15 thoughts on “Get The Fuck Off My Lawn Punks!

  1. My ’02 Durango is transitional. It plays both CD’s and cassettes but no USB or Aux. My son borrowed it a while back and bought a cassette adapter so he could play his Iphone.


  2. I use to have one of those Kenwood Multi CD player, a real bitch mounting them in a single cab pickup, ya had to stop and jack the seat forward and contort yourself to pull out the caddy. Of course I had the cassette, 8-track and even older a 4-track player, the one where the wheel slide up and engaged the tape drive…


  3. Back in the 90’s a friend bought a caddy at a police auction. It had an 8 track, cow hide interior (looked like a Holstein inside), plus had the cow horns on the hood, the exterior was a metallic purple color. We used to joke it was seized from a pimp.

    He scoured every pawn shop and flea market for 8 tracks to play in it. He even found some vintage heavy metal ones.


    • We had a beater late ’70’s Lincoln with an 8-track. Best place to score tapes for it was Goodwill. Even found out you can get current top 40 music on 8-track. It’s all bootleg pirate recordings out of Mexico though. The deck was still working fine when the car died beyond recovery.
      That car was a joy to work on though. Rebuilt parts were dirt cheap–G.I.Joes at Jantzen Beach–does that take you back? The hood was the size of a queen bed, room to crawl in beside the engine with a beer cooler on the side. And smooth on the road; at speed it just floated along.

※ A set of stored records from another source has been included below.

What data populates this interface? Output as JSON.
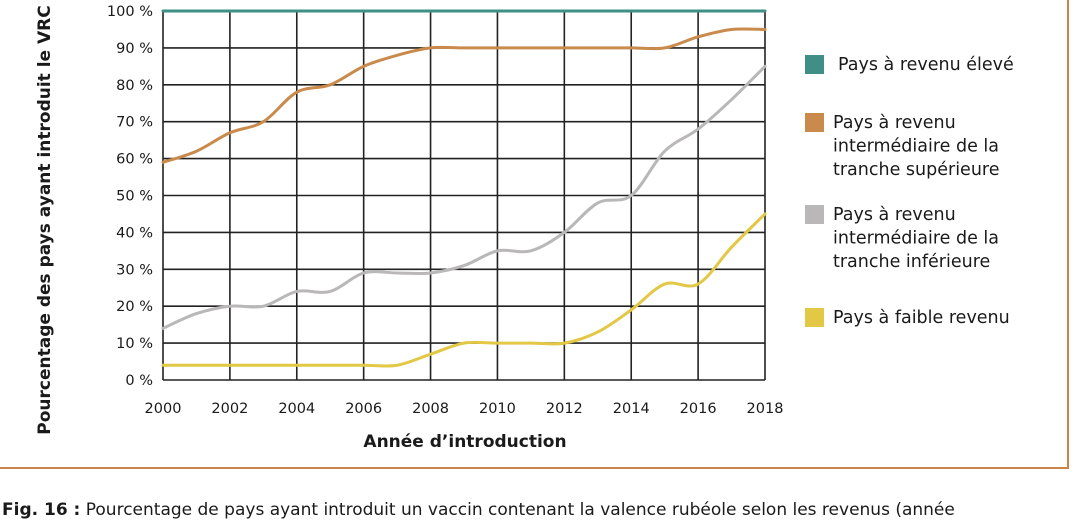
{
  "chart_data": {
    "type": "line",
    "title": "",
    "xlabel": "Année d’introduction",
    "ylabel": "Pourcentage des pays ayant introduit le VRC",
    "xlim": [
      2000,
      2018
    ],
    "ylim": [
      0,
      100
    ],
    "x_ticks": [
      "2000",
      "2002",
      "2004",
      "2006",
      "2008",
      "2010",
      "2012",
      "2014",
      "2016",
      "2018"
    ],
    "y_ticks": [
      "0 %",
      "10 %",
      "20 %",
      "30 %",
      "40 %",
      "50 %",
      "60 %",
      "70 %",
      "80 %",
      "90 %",
      "100 %"
    ],
    "grid": true,
    "legend_position": "right",
    "x": [
      2000,
      2001,
      2002,
      2003,
      2004,
      2005,
      2006,
      2007,
      2008,
      2009,
      2010,
      2011,
      2012,
      2013,
      2014,
      2015,
      2016,
      2017,
      2018
    ],
    "series": [
      {
        "name": "Pays à revenu élevé",
        "color": "#3f8f86",
        "values": [
          100,
          100,
          100,
          100,
          100,
          100,
          100,
          100,
          100,
          100,
          100,
          100,
          100,
          100,
          100,
          100,
          100,
          100,
          100
        ]
      },
      {
        "name": "Pays à revenu intermédiaire de la tranche supérieure",
        "color": "#c98a4b",
        "values": [
          59,
          62,
          67,
          70,
          78,
          80,
          85,
          88,
          90,
          90,
          90,
          90,
          90,
          90,
          90,
          90,
          93,
          95,
          95
        ]
      },
      {
        "name": "Pays à revenu intermédiaire de la tranche inférieure",
        "color": "#b9b7b8",
        "values": [
          14,
          18,
          20,
          20,
          24,
          24,
          29,
          29,
          29,
          31,
          35,
          35,
          40,
          48,
          50,
          62,
          68,
          76,
          85
        ]
      },
      {
        "name": "Pays à faible revenu",
        "color": "#e2c845",
        "values": [
          4,
          4,
          4,
          4,
          4,
          4,
          4,
          4,
          7,
          10,
          10,
          10,
          10,
          13,
          19,
          26,
          26,
          36,
          45
        ]
      }
    ]
  },
  "legend": [
    {
      "lines": [
        "Pays à revenu élevé"
      ]
    },
    {
      "lines": [
        "Pays à revenu",
        "intermédiaire de la",
        "tranche supérieure"
      ]
    },
    {
      "lines": [
        "Pays à revenu",
        "intermédiaire de la",
        "tranche inférieure"
      ]
    },
    {
      "lines": [
        "Pays à faible revenu"
      ]
    }
  ],
  "caption": {
    "label": "Fig. 16 :",
    "text": " Pourcentage de pays ayant introduit un vaccin contenant la valence rubéole selon les revenus (année"
  }
}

      • Hell YES! A dry pencil eraser also works wonders on gold and
        silver card edge contacts. I really miss the old trichloroethane
        based carb cleaners. You could wash down a computer mother-
        board, CPU heat sink, or video card and finish it off with an air
        nozzle and make it as good as new in minutes!

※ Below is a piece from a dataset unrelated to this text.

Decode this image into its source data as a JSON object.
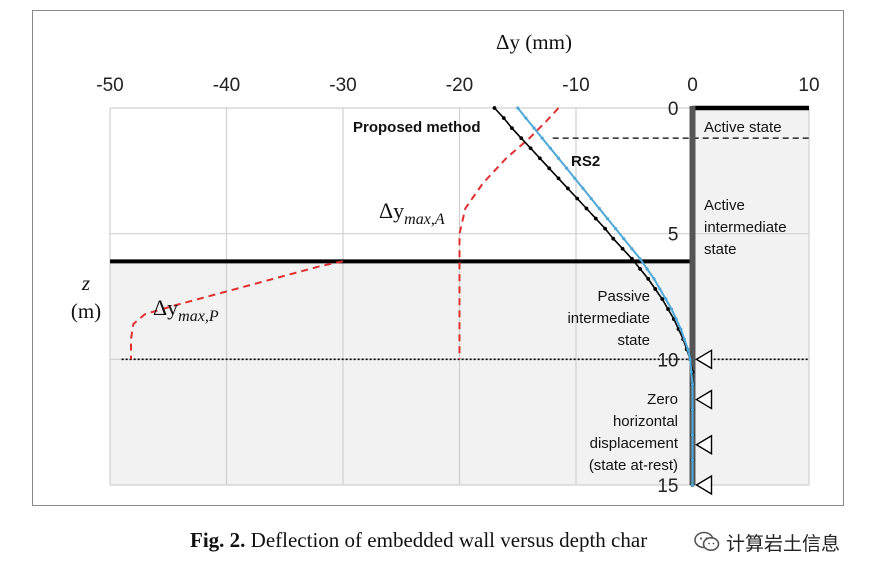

        Leave it to the fucking bunny and tree huggers to deprive us of the
        best ways of improving our lives. We lost CFCs, PCB’s DDT,
        chemical solvent tanks, hot tanks, and even Chrysotile Asbestos
        which is benign as cotton candy.

        I worked in a paper mill that was forced by Marxifornia to use
        hot soapy water to replace a solvent tank. Since I have always
        been the turd in a punchbowl, I stood up at a meeting and said that
        you might as well pull out your dick and piss on the parts and it
        would do a better job than the mandated shit we were forced to


  4. I don’t know how many 8-tracks I tossed out while driving through the farmland.
    If I hear certain old songs on the radio (like Roundabout) my mind still hears the fade and *kachunk* right in the middle of it.


    • Yeah, nuttin’ like it changing track/direction in the middle of the song. You didn’t have to like it, but it sure beat flipping the record over!


      • The main problem with 4 and 8 (apart from shitty dynamic range)
        was those chickenshit foam rubber pads that held the tape to the
        playback head. I rebuilt hundreds of them back when they were
        the only options on the road!


  5. Not one of those infantile snowflakes could ever master the 8-Track Tape Snap. Hell, 7 out of 10 probably can’t change a flat tire FFS…


    • So TL pulls into a gas station, sees a bunhead mulling around outside his car. He tells her the battery on his smart key died and he can’t get into his car.

      TL takes the smart key, sticks it in the lock and opens the door, and walks away without saying a word.